The Nanozoomer HT Virtual Microscopy system (Hamamatsu/Olympus) is used to digitally image all tissue samples resulting from the pipeline. All scanning is performed using a 20X objective (0.46µm per pixel). Brightfield scanning is used for Nissl, IHC, and HC stained slides. Fluorescence scanning at 12-bit depth per pixel, per color channel, using a tri-pass filter cube (FITC/TX-RED/DAPI), is used for all other samples (Rabies and AAV injections). A Lumen Dynamics X-Cite exacte light source is used to produce the excitation fluorescence. Cropping boxes are individually positioned around each section and 9-12 focus points are placed per section. Image file names are derived from the barcoded slide name.
Data Conversion and Data Storage
Shortly after image acquisition, the whole-slide data are cropped into individual sections and converted into a custom image data structure. Quality control is performed to ensure that the cropping was done correctly.

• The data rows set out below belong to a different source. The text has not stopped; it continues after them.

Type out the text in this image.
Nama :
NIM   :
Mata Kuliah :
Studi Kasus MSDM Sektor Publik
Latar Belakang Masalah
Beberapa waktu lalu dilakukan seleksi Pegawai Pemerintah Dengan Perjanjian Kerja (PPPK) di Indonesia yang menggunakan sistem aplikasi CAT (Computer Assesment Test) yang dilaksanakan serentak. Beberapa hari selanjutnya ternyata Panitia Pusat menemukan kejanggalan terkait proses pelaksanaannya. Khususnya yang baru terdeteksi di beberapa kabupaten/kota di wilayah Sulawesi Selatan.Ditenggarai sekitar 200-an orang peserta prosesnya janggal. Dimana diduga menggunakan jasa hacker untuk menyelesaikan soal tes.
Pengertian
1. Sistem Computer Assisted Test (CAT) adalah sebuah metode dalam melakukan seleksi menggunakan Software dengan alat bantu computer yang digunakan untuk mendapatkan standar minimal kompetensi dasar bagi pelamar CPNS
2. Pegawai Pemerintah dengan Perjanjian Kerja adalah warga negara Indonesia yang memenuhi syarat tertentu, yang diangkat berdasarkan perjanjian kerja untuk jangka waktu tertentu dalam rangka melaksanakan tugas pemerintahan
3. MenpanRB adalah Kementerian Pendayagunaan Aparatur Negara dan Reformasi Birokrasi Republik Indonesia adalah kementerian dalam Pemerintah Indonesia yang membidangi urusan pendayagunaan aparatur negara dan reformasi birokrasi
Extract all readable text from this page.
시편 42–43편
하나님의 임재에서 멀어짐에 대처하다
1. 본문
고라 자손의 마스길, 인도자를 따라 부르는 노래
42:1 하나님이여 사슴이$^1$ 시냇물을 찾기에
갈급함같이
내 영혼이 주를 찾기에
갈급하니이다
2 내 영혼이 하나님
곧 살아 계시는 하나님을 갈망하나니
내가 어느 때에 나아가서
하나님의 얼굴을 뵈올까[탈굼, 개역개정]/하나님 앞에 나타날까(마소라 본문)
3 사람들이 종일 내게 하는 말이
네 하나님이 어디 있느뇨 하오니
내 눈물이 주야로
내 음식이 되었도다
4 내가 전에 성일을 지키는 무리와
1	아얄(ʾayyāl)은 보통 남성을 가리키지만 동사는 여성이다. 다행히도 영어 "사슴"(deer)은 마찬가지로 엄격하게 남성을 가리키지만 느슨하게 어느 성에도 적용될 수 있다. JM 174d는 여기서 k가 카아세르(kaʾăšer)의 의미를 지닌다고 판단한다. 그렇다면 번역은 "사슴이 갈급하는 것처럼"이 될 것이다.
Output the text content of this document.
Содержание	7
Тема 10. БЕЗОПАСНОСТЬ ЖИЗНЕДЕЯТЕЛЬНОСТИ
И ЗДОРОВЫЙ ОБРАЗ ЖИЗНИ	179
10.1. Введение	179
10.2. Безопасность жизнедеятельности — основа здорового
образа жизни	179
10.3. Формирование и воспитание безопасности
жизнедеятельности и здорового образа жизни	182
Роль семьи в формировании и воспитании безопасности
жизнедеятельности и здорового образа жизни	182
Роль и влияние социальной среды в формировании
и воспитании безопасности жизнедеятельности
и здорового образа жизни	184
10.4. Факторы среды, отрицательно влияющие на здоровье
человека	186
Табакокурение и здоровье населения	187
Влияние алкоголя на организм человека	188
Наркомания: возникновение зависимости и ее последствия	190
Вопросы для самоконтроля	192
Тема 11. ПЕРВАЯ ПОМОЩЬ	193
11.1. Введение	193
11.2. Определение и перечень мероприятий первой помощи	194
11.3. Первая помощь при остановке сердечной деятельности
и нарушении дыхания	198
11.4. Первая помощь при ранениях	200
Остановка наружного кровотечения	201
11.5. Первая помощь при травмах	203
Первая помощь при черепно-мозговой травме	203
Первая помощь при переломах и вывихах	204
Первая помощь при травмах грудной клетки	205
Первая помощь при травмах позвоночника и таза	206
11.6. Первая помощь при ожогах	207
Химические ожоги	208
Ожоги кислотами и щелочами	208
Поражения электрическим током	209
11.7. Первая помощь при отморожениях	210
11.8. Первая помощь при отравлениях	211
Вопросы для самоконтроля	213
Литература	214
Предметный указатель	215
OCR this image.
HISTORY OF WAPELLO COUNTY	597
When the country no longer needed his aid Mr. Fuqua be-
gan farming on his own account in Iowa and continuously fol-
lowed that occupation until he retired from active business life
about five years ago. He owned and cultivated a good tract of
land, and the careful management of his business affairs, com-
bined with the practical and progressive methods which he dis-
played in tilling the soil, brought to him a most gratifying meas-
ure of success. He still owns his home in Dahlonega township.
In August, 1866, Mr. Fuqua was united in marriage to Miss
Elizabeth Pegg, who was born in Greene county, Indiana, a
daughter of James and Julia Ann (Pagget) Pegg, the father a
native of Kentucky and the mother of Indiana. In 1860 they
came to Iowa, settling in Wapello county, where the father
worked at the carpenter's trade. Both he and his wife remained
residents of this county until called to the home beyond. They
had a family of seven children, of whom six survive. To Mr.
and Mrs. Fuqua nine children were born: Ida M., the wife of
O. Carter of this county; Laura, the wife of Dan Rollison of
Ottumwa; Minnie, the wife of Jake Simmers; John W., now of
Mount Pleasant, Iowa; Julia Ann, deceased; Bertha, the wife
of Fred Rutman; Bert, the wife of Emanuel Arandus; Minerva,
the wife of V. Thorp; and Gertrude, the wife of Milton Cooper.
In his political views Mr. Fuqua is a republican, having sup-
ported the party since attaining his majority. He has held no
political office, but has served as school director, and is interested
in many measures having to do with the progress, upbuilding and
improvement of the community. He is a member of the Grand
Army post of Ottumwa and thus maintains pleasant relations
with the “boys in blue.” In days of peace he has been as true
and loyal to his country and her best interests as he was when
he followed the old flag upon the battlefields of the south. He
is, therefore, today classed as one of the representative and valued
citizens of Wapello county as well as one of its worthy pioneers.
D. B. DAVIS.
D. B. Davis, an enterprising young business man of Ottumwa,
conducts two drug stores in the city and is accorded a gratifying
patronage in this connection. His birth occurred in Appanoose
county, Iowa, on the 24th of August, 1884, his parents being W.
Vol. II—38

All data are subsequently transferred to a high-performance storage cluster, through an integrated 10G copper network. Daily backups of the data are created. Data are subjected only to lossless compression; we perform lossy compression for purposes of web display, but raw data is retained in uncompressed form.
Data Presentation Pipeline
Following data conversion, individual brain sections are registered to one another using a rigid-body transformation, and then, using a deformable transformation, are registered to a 3-D digital version of the ARA by custom software developed in MATLAB. Registered 2-D images are placed in a standard bounding box and converted into the JPEG2000 (ISO/IEC 15444-1) image format using custom scripts based on the Kakadu toolkit .
The project website has been developed using a combination of technologies, and allows for browsing and viewing high resolution images. The JPEG2000 images are served over the web using a modified version of the Djatoka Image Server  and a custom image viewer based on the aDORe Djatoka / IIPMooViewer, which allows for fully interactive zoom and pan, supports online adjustment of RGB dynamic range, as well as gamma adjustment. The website also contains educational units based on the image data and integrates with a variety of other online web tools, such as the Brain Architecture Management System (BAMS) .
Laboratory Information Management System (LIMS) and Quality Control
Sample metadata and process-related information are stored in an intranet accessible LIMS system. The system is designed specifically for the pipeline and has dedicated sections for each pipeline station, with multiple fields – each encapsulating an important variable of the process. Status of a sample within the pipeline, priority of processing, reagent control, quality control and overall pipeline management is performed via LIMS. Investigator observations and general notes are recorded at each pipeline station. Specimens are first entered into the system at the step of stereotaxic injection.
A formal quality control procedure is employed to assess the quality of materials at different stages. This is in order to: (A) Determine possible need to re-inject, re-coverslip, re-image; (B) Correct or improve the pipeline process in an evolutionary operation (EvOp) methodology and (C) Flag unusable sections or materials to reduce unnecessary post-processing. Major QC stages, including examination of slides immediately after coverslipping and after scanning, are formalized into a number of attributes to be checked to ensure consistency across operators and for record keeping.